Я вносил это предложение, серьезно взвесив его, в январе или феврале 1874 года. Я знал, какие есть у меня связи в дворцовых кругах, на кого я мог бы полагаться, и могу даже прибавить, что некоторые недовольные в придворных сферах смотрели на меня как на лицо, вокруг которого группируется оппозиция.

Кружок не принял этого предложения. Зная отлично друг друга, товарищи, вероятно, решили, что, вступив на этот путь, я не буду верен самому себе. В видах чисто личных я теперь в высшей степени рад, что мое предложение тогда не приняли. Я пошел бы по пути, к которому не лежало мое сердце, и не нашел бы лично счастья, которое встретил, пойдя по другому направлению.

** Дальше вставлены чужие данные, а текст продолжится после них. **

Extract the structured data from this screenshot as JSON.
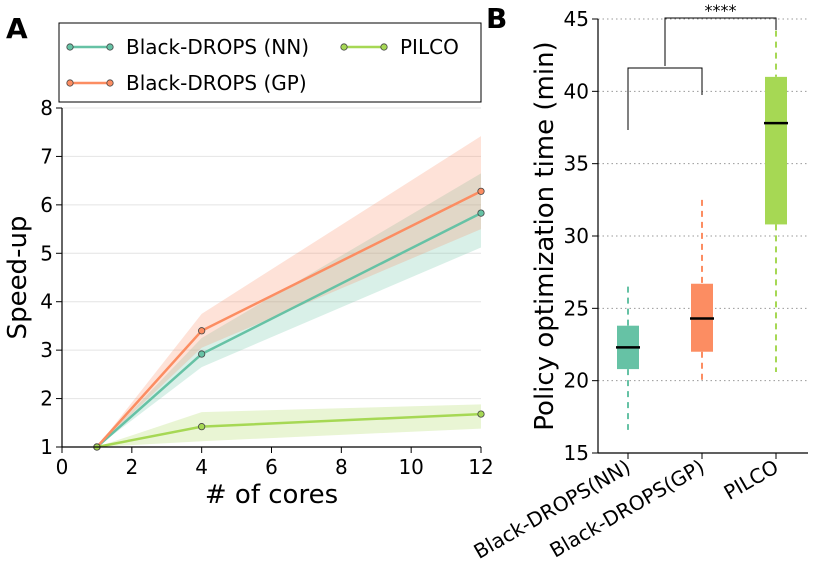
{
  "chart_data": [
    {
      "panel": "A",
      "type": "line",
      "xlabel": "# of cores",
      "ylabel": "Speed-up",
      "xlim": [
        0,
        12
      ],
      "ylim": [
        1,
        8
      ],
      "xticks": [
        0,
        2,
        4,
        6,
        8,
        10,
        12
      ],
      "yticks": [
        1,
        2,
        3,
        4,
        5,
        6,
        7,
        8
      ],
      "grid": "horizontal",
      "legend_position": "top",
      "series": [
        {
          "name": "Black-DROPS (NN)",
          "color": "#66c2a5",
          "x": [
            1,
            4,
            12
          ],
          "y": [
            1.0,
            2.92,
            5.83
          ],
          "lower": [
            1.0,
            2.65,
            5.12
          ],
          "upper": [
            1.0,
            3.25,
            6.65
          ]
        },
        {
          "name": "Black-DROPS (GP)",
          "color": "#fc8d62",
          "x": [
            1,
            4,
            12
          ],
          "y": [
            1.0,
            3.4,
            6.28
          ],
          "lower": [
            1.0,
            3.05,
            5.5
          ],
          "upper": [
            1.0,
            3.75,
            7.42
          ]
        },
        {
          "name": "PILCO",
          "color": "#a6d854",
          "x": [
            1,
            4,
            12
          ],
          "y": [
            1.0,
            1.42,
            1.68
          ],
          "lower": [
            1.0,
            1.12,
            1.38
          ],
          "upper": [
            1.0,
            1.72,
            1.88
          ]
        }
      ]
    },
    {
      "panel": "B",
      "type": "box",
      "ylabel": "Policy optimization time (min)",
      "ylim": [
        15,
        45
      ],
      "yticks": [
        15,
        20,
        25,
        30,
        35,
        40,
        45
      ],
      "grid": "horizontal dotted",
      "categories": [
        "Black-DROPS(NN)",
        "Black-DROPS(GP)",
        "PILCO"
      ],
      "boxes": [
        {
          "name": "Black-DROPS(NN)",
          "color": "#66c2a5",
          "whisker_low": 16.6,
          "q1": 20.8,
          "median": 22.3,
          "q3": 23.8,
          "whisker_high": 26.5
        },
        {
          "name": "Black-DROPS(GP)",
          "color": "#fc8d62",
          "whisker_low": 20.0,
          "q1": 22.0,
          "median": 24.3,
          "q3": 26.7,
          "whisker_high": 32.5
        },
        {
          "name": "PILCO",
          "color": "#a6d854",
          "whisker_low": 20.6,
          "q1": 30.8,
          "median": 37.8,
          "q3": 41.0,
          "whisker_high": 44.2
        }
      ],
      "significance": "****"
    }
  ]
}
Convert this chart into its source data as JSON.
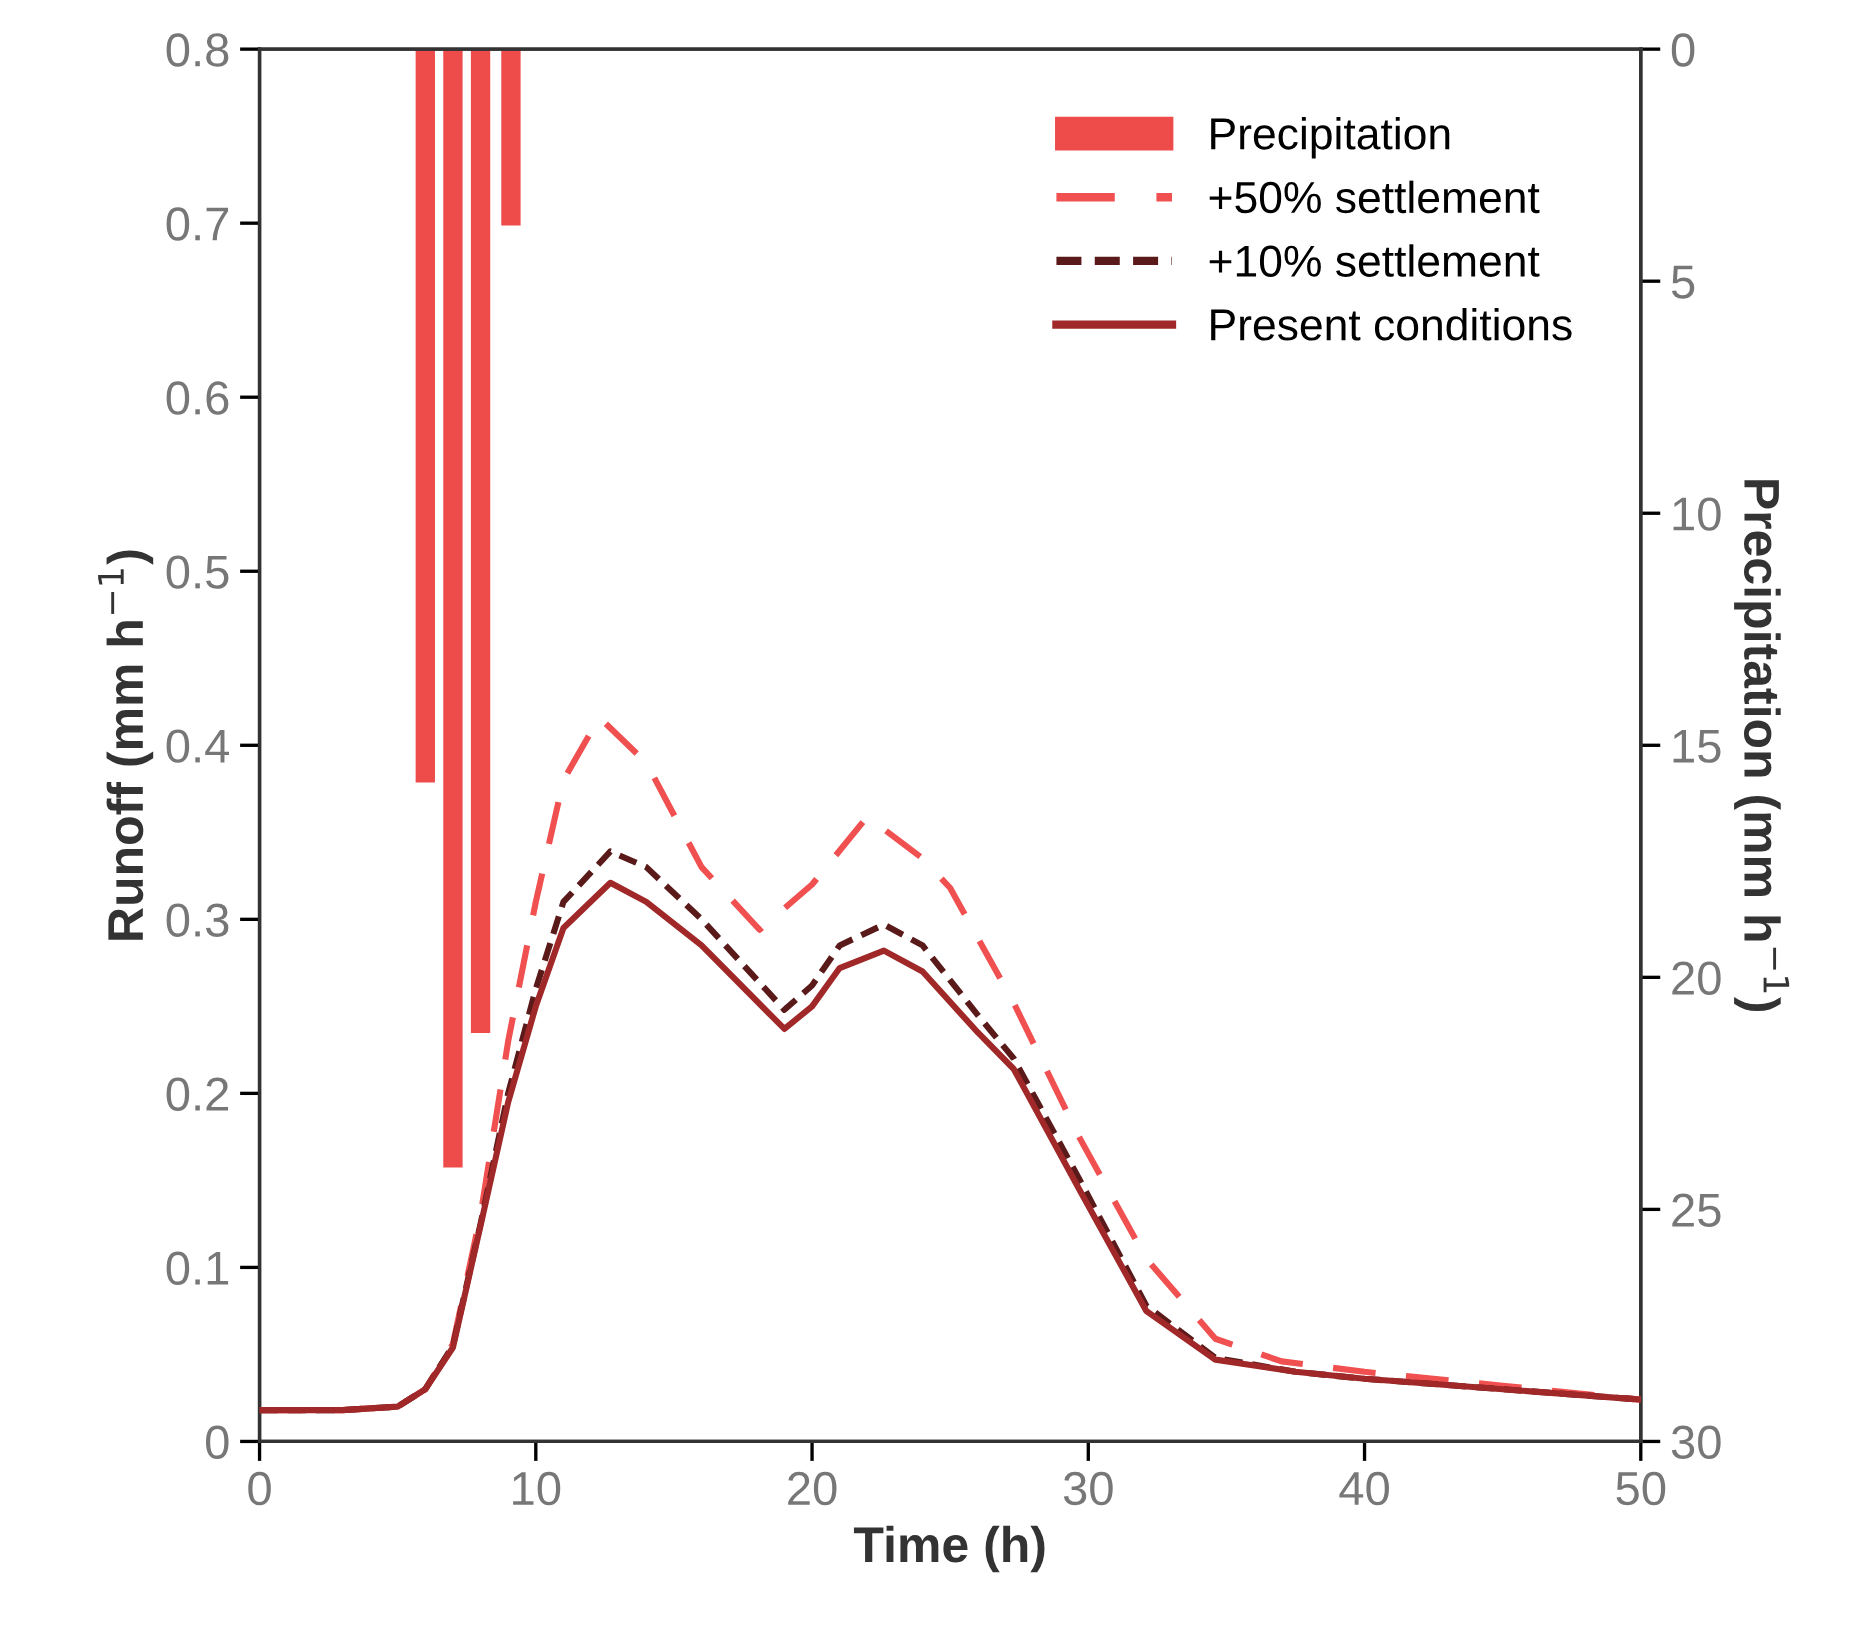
{
  "chart_data": {
    "type": "line",
    "xlabel": "Time (h)",
    "ylabel": "Runoff (mm h$^{−1}$)",
    "y2label": "Precipitation (mm h$^{−1}$)",
    "xlim": [
      0,
      50
    ],
    "xticks": [
      0,
      10,
      20,
      30,
      40,
      50
    ],
    "ylim": [
      0,
      0.8
    ],
    "yticks": [
      0,
      0.1,
      0.2,
      0.3,
      0.4,
      0.5,
      0.6,
      0.7,
      0.8
    ],
    "y2lim": [
      30,
      0
    ],
    "y2ticks": [
      0,
      5,
      10,
      15,
      20,
      25,
      30
    ],
    "legend": "top right",
    "grid": false,
    "series": [
      {
        "name": "Precipitation",
        "type": "bar",
        "axis": "y2",
        "color": "#ee4b4b",
        "x": [
          6,
          7,
          8,
          9.1
        ],
        "values": [
          15.8,
          24.1,
          21.2,
          3.8
        ]
      },
      {
        "name": "+50% settlement",
        "line_style": "dashed",
        "color": "#f05050",
        "x": [
          0,
          3,
          5,
          6,
          7,
          8,
          9,
          10,
          11,
          12.3,
          14,
          16,
          18.1,
          20,
          22,
          24,
          25,
          27.3,
          29.7,
          32.1,
          34.6,
          37,
          40,
          45,
          50
        ],
        "values": [
          0.018,
          0.018,
          0.02,
          0.03,
          0.056,
          0.13,
          0.23,
          0.31,
          0.38,
          0.416,
          0.39,
          0.33,
          0.294,
          0.32,
          0.359,
          0.335,
          0.318,
          0.252,
          0.174,
          0.105,
          0.059,
          0.046,
          0.04,
          0.032,
          0.024
        ]
      },
      {
        "name": "+10% settlement",
        "line_style": "dotted",
        "color": "#5a1a1a",
        "x": [
          0,
          3,
          5,
          6,
          7,
          8,
          9,
          10,
          11,
          12.7,
          14,
          16,
          19,
          20,
          21,
          22.6,
          24,
          26,
          27.3,
          29.7,
          32.1,
          34.6,
          37.5,
          40,
          45,
          50
        ],
        "values": [
          0.018,
          0.018,
          0.02,
          0.03,
          0.055,
          0.125,
          0.2,
          0.26,
          0.31,
          0.339,
          0.33,
          0.3,
          0.248,
          0.262,
          0.285,
          0.297,
          0.285,
          0.245,
          0.22,
          0.15,
          0.078,
          0.048,
          0.04,
          0.036,
          0.03,
          0.024
        ]
      },
      {
        "name": "Present conditions",
        "line_style": "solid",
        "color": "#a02828",
        "x": [
          0,
          3,
          5,
          6,
          7,
          8,
          9,
          10,
          11,
          12.7,
          14,
          16,
          19,
          20,
          21,
          22.6,
          24,
          26,
          27.3,
          29.7,
          32.1,
          34.6,
          37.5,
          40,
          45,
          50
        ],
        "values": [
          0.018,
          0.018,
          0.02,
          0.03,
          0.054,
          0.124,
          0.195,
          0.25,
          0.295,
          0.321,
          0.31,
          0.285,
          0.237,
          0.25,
          0.272,
          0.282,
          0.27,
          0.235,
          0.214,
          0.144,
          0.075,
          0.047,
          0.04,
          0.036,
          0.03,
          0.024
        ]
      }
    ]
  }
}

Но шесть или семь лет спустя, когда террористы были всецело поглощены страшной борьбой с Александром II, я пожалел о том, что кто-нибудь другой не занялся в высших петербургских кругах выполнением плана, который я изложил пред кружком. Если бы почва была подготовлена, то разветвившееся по всей империи движение, быть может, сделало бы то, что тысячи жертв не погибли бы напрасно. Во всяком случае, рядом с подпольной деятельностью Исполнительного комитета обязательно должна была бы вестись параллельная агитация в Зимнем дворце и в верхних слоях общества. Но для этой работы у Исполнительного комитета не было подходящих людей.

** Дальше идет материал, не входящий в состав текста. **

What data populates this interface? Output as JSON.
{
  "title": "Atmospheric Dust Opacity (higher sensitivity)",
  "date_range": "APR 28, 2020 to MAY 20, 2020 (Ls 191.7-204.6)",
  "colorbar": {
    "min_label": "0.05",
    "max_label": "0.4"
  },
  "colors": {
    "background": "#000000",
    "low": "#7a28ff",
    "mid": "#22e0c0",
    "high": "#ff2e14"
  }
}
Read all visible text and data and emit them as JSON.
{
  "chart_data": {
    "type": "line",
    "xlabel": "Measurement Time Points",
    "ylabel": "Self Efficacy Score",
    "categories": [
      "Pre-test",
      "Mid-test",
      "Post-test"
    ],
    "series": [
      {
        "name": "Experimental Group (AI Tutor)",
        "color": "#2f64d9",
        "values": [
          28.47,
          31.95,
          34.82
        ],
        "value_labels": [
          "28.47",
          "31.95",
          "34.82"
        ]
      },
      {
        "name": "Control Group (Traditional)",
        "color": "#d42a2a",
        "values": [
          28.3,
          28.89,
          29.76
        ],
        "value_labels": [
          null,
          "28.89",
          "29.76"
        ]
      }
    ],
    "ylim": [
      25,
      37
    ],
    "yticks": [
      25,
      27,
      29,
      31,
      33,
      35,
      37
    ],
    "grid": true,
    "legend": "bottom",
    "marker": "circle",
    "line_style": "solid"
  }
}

Не раз обсуждали мы в нашем кружке необходимость политической борьбы, но не приходили ни к какому результату. Апатия и равнодушие богатых классов были безнадежны, а раздражение среди молодежи еще не достигло того напряжения, которое выразилось шесть или семь лет спустя борьбой террористов под руководством Исполнительного комитета. Мало того, — такова трагическая ирония истории — та самая молодежь, которую Александр II в слепом страхе и ярости отправлял сотнями в ссылку и в каторжные работы, охраняла его в 1871-1878 годы. Самые социалистические программы кружков мешали повторению нового покушения на царя. Лозунгом того времени было: «Подготовьте в России широкое социалистическое движение среди крестьян и рабочих. О царе же и его советниках не хлопочите. Если движение начнется, если крестьяне присоединятся массами и потребуют землю и отмену выкупных платежей, правительство прежде всего попробует опереться на богатые классы и на помещиков и созовет Земский собор. Точно таким же образом крестьянские восстания во Франции в 1789 году принудили королевскую власть созвать Национальное собрание. То же самое будет и в России».

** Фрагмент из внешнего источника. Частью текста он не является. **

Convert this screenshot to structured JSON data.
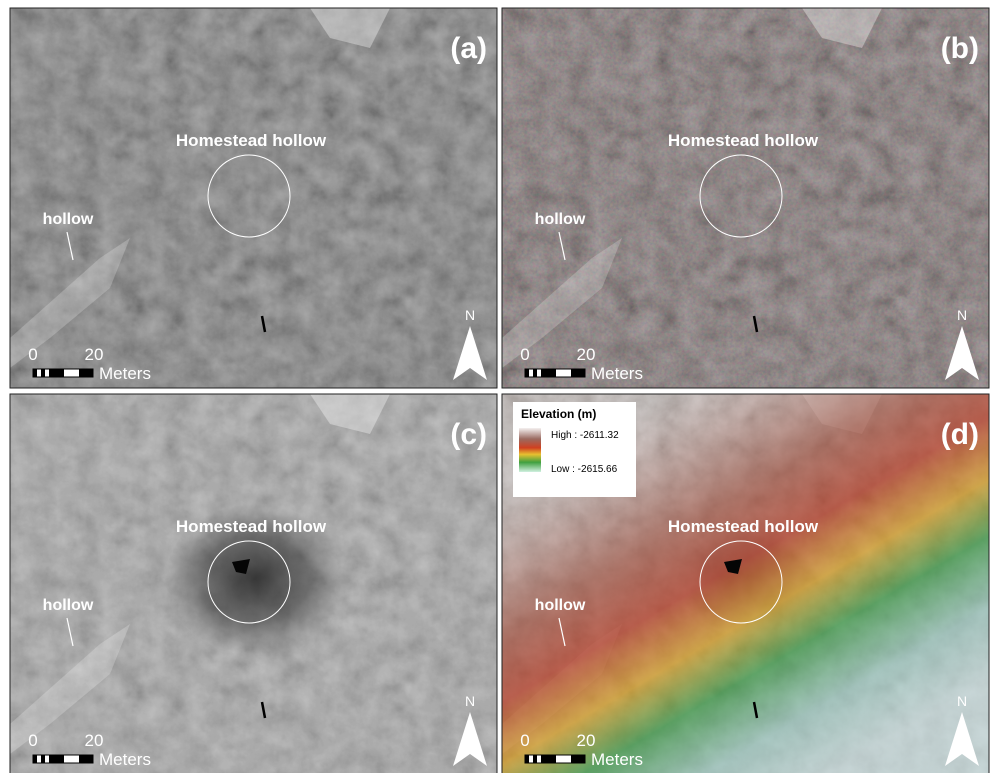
{
  "panels": [
    {
      "label": "(a)",
      "feature": "Homestead hollow",
      "hollow": "hollow",
      "scale": {
        "start": "0",
        "end": "20",
        "unit": "Meters"
      },
      "north": "N"
    },
    {
      "label": "(b)",
      "feature": "Homestead hollow",
      "hollow": "hollow",
      "scale": {
        "start": "0",
        "end": "20",
        "unit": "Meters"
      },
      "north": "N"
    },
    {
      "label": "(c)",
      "feature": "Homestead hollow",
      "hollow": "hollow",
      "scale": {
        "start": "0",
        "end": "20",
        "unit": "Meters"
      },
      "north": "N"
    },
    {
      "label": "(d)",
      "feature": "Homestead hollow",
      "hollow": "hollow",
      "scale": {
        "start": "0",
        "end": "20",
        "unit": "Meters"
      },
      "north": "N"
    }
  ],
  "legend": {
    "title": "Elevation (m)",
    "high": "High : -2611.32",
    "low": "Low : -2615.66"
  }
}
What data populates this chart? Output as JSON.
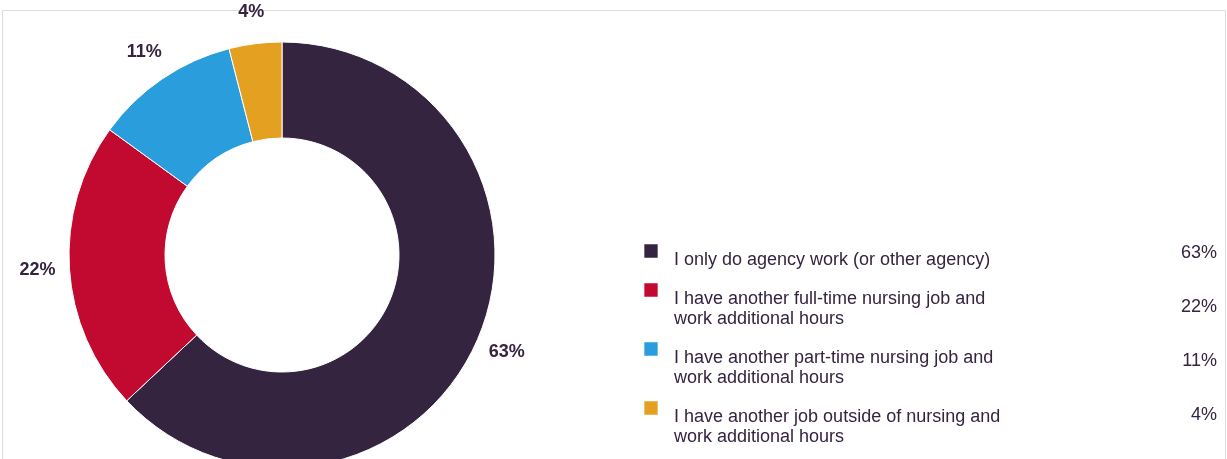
{
  "chart_data": {
    "type": "donut",
    "categories": [
      "I only do agency work (or other agency)",
      "I have another full-time nursing job and work additional hours",
      "I have another part-time nursing job and work additional hours",
      "I have another job outside of nursing and work additional hours"
    ],
    "values": [
      63,
      22,
      11,
      4
    ],
    "colors": [
      "#35243f",
      "#c2092f",
      "#2a9ddc",
      "#e3a021"
    ],
    "value_labels": [
      "63%",
      "22%",
      "11%",
      "4%"
    ],
    "legend": "right"
  }
}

Но это было еще не все. Отдельные личности и кружки, видя, что царствование Александра II фатально все больше и больше погружается в реакционное болото, и питая в то же время смутные надежды на «либерализм» наследника (всех молодых наследников престола подозревают в либерализме), настаивали на необходимости повторить попытку Каракозова. Но организованные кружки упорно были против этого и настойчиво отговаривали товарищей. Теперь я могу обнародовать факт, который до сих пор был неизвестен. Из южных губерний приехал однажды в Петербург молодой человек с твердым намерением убить Александра II. Узнав об этом, некоторые чайковцы долго убеждали юношу не делать этого; но так как они не могли переубедить его, то заявили, что помешают ему силой. Зная, как слабо охранялся в ту пору Зимний дворец, я могу утвердительно сказать, что чайковцы тогда спасли Александра II. Так твердо была настроена тогда молодежь против той самой войны, в которую она бросилась потом с самоотвержением, когда чаша ее страданий переполнилась.